Читаем Музей воды. Венецианский дневник эпохи Твиттера полностью

Впрочем, участь картин «облегчает» то, что лучше всего они как раз и раскрываются (способны раскрыться) в собственном ускользании.

Отныне они – это не они, но собственный след, собственная тень, знак неполноты, нехватки, которые, честно говоря, чаще всего и приводят нас в музеи.

6

Артефакты любят нас беленькими. Я себя под Тицианом чищу, дабы плыть в революцию своей жизни дальше. Мы перед ними стоим, как правило, очищенными и временно благородными; наши души – на цыпочках, повернутые к ним своими лучшими гранями.

«Становишься чище и как бы духовно растешь», гарантированно встречаясь с предшественниками; картина или любой музейный артефакт – это точка соединения с теми, кто рассматривал объект, может быть, за столетия до тебя. Уподобляясь таким образом разлученным любовникам, которые договариваются в одно и то же время посмотреть на Луну или же на Полярную звезду.

И можно лишь предполагать, в клуб какой степени элитарности попадаешь, стоя перед очередным Рафаэлем или Леонардо, происходящим из королевских коллекций (можно было бы написать книгу о том, как воспринимается восприятие с того конца, отгороженного стеклом, как картина фиксирует изменение количества и качества посетителей, их поведения) и объединяющим всех, ну да, в клуб. В умозрительное родство, не без выблядков и кровных браков.

Твоя собственная вненаходимость обеспечивается еще и тем, что, если задуматься, картина, являющаяся неотъемлемой частью выставляющей ее стены, на самом деле имеет к этой стене (к конкретике контекста) минимальное отношение.

Окна в иное – вот что такое объекты, создающие вокруг себя волнение и колебание воздуха.

Вальтер Беньямин писал, что, «созерцая картину, вовсе не погружаешься в ее пространство, скорее напротив, это пространство атакует тебя в определенных, различных местах», и был прав.

Правда, не для всех 100 % экспонатов.

7

Скажем, я не люблю музеев декоративно-прикладного искусства, потому что объекты оттуда одной ногой стоят в утилитарной надобе. Даже если никто и никогда не пользовался этим фарфором, тканями и оружием, формы их и назначение не противоречат жизненному укладу – эйдически они для него замыслены и изготовлены.
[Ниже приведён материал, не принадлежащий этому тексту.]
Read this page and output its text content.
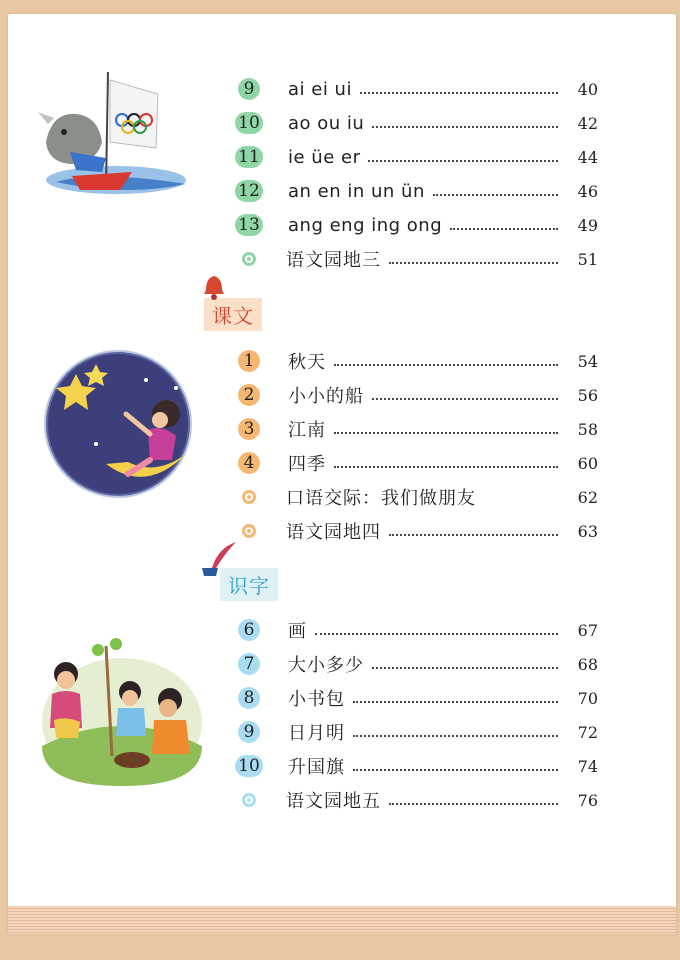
9	ai ei ui	40
10 ao ou iu	42
11 ie üe er	44
12 an en in un ün	46
13 ang eng ing ong	49
语文园地三	51
课文
1	秋天	54
2	小小的船	56
3	江南	58
4	四季	60
口语交际：我们做朋友	62
语文园地四	63
识字
6	画	67
7	大小多少	68
8	小书包	70
9	日月明	72
10 升国旗	74
语文园地五	76
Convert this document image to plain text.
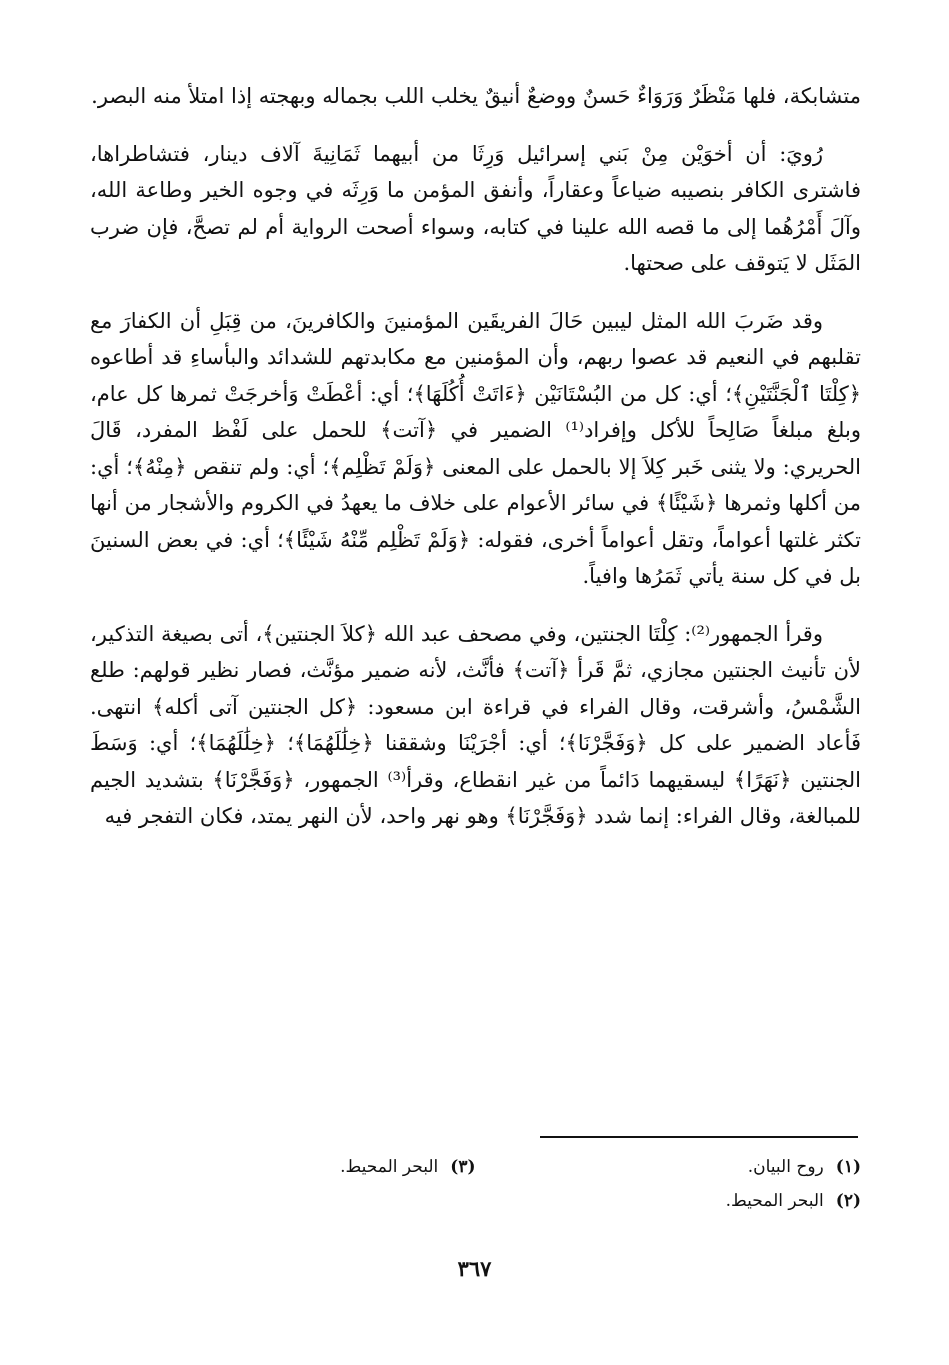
متشابكة، فلها مَنْظَرٌ وَرَوَاءٌ حَسنٌ ووضعٌ أنيقٌ يخلب اللب بجماله وبهجته إذا امتلأ منه البصر.

رُويَ: أن أخوَيْن مِنْ بَني إسرائيل وَرِثَا من أبيهما ثَمَانِيةَ آلاف دينار، فتشاطراها، فاشترى الكافر بنصيبه ضياعاً وعقاراً، وأنفق المؤمن ما وَرِثَه في وجوه الخير وطاعة الله، وآلَ أَمْرُهُما إلى ما قصه الله علينا في كتابه، وسواء أصحت الرواية أم لم تصحَّ، فإن ضرب المَثَل لا يَتوقف على صحتها.

وقد ضَربَ الله المثل ليبين حَالَ الفريقَين المؤمنينَ والكافرينَ، من قِبَلِ أن الكفارَ مع تقلبهم في النعيم قد عصوا ربهم، وأن المؤمنين مع مكابدتهم للشدائد والبأساءِ قد أطاعوه ﴿كِلْتَا ٱلْجَنَّتَيْنِ﴾؛ أي: كل من البُسْتَانَيْن ﴿ءَاتَتْ أُكُلَهَا﴾؛ أي: أعْطَتْ وَأخرجَتْ ثمرها كل عام، وبلغ مبلغاً صَالِحاً للأكل وإفراد⁽¹⁾ الضمير في ﴿آتت﴾ للحمل على لَفْظ المفرد، قَالَ الحريري: ولا يثنى خَبر كِلاَ إلا بالحمل على المعنى ﴿وَلَمْ تَظْلِم﴾؛ أي: ولم تنقص ﴿مِنْهُ﴾؛ أي: من أكلها وثمرها ﴿شَيْئًا﴾ في سائر الأعوام على خلاف ما يعهدُ في الكروم والأشجار من أنها تكثر غلتها أعواماً، وتقل أعواماً أخرى، فقوله: ﴿وَلَمْ تَظْلِم مِّنْهُ شَيْئًا﴾؛ أي: في بعض السنينَ بل في كل سنة يأتي ثَمَرُها وافياً.

وقرأ الجمهور⁽²⁾: كِلْتَا الجنتين، وفي مصحف عبد الله ﴿كلاَ الجنتين﴾، أتى بصيغة التذكير، لأن تأنيث الجنتين مجازي، ثمَّ قَرأ ﴿آتت﴾ فأنَّث، لأنه ضمير مؤنَّث، فصار نظير قولهم: طلع الشَّمْسُ، وأشرقت، وقال الفراء في قراءة ابن مسعود: ﴿كل الجنتين آتى أكله﴾ انتهى. فَأعاد الضمير على كل ﴿وَفَجَّرْنَا﴾؛ أي: أجْرَيْنَا وشققنا ﴿خِلَٰلَهُمَا﴾؛ ﴿خِلَٰلَهُمَا﴾؛ أي: وَسَطَ الجنتين ﴿نَهَرًا﴾ ليسقيهما دَائماً من غير انقطاع، وقرأ⁽³⁾ الجمهور، ﴿وَفَجَّرْنَا﴾ بتشديد الجيم للمبالغة، وقال الفراء: إنما شدد ﴿وَفَجَّرْنَا﴾ وهو نهر واحد، لأن النهر يمتد، فكان التفجر فيه

(١)روح البيان.
(٣)البحر المحيط.
(٢)البحر المحيط.
٣٦٧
Мне же нужна полная и бескомпромиссная невключенность. Или выключенность. Маленькая смерть. Остановка дыхания в пути.

Утроба надобы отвергает исключение из списков живущих, музеи – это те же кладбища, на которых, правда, происходят постоянные изменения.

Этим музеи мне и любезны: они следующая после кладбищ стадия отвлечения от жизни, менее радикальная, ибо более закамуфлированная под некрофилию некрофилия.

Частный случай ее – тяги к смерти.

Давно пора перестать стесняться того, что в музеях тебя меньше всего интересуют артефакты. И даже не архитектурные и экспозиционные решения, но ощущение особого пространства между жизнью и искусством, около искусства, но не внутри него, поскольку здесь тебе ничего не принадлежит и принадлежать (даже потенциально) не может.

Тебя пустили сюда на время, а принадлежит только то, что может быть рядом с тобой по твоему, а не по чужому желанию.

Как скажем, поздней ночью или самым ранним утром, когда у тебя вдруг возникает категорическая необходимость в подлинном Вермеере.

Принадлежит то, что подлаживается под твое восприятие и под твое потребление, а не наоборот.

Музей – это именно что организация пространства, особым образом устроенного; не случайно время здесь пожирается незаметно, уступая свое место, ну, скажем, мышечной боли усталых ног.

Имеет место быть хронотоп, то есть индивидуальные отличия конкретного мироустройства с очевидным перекосом в сторону протяженности.

По сути, музей воздействует как огромная тотальная инсталляция.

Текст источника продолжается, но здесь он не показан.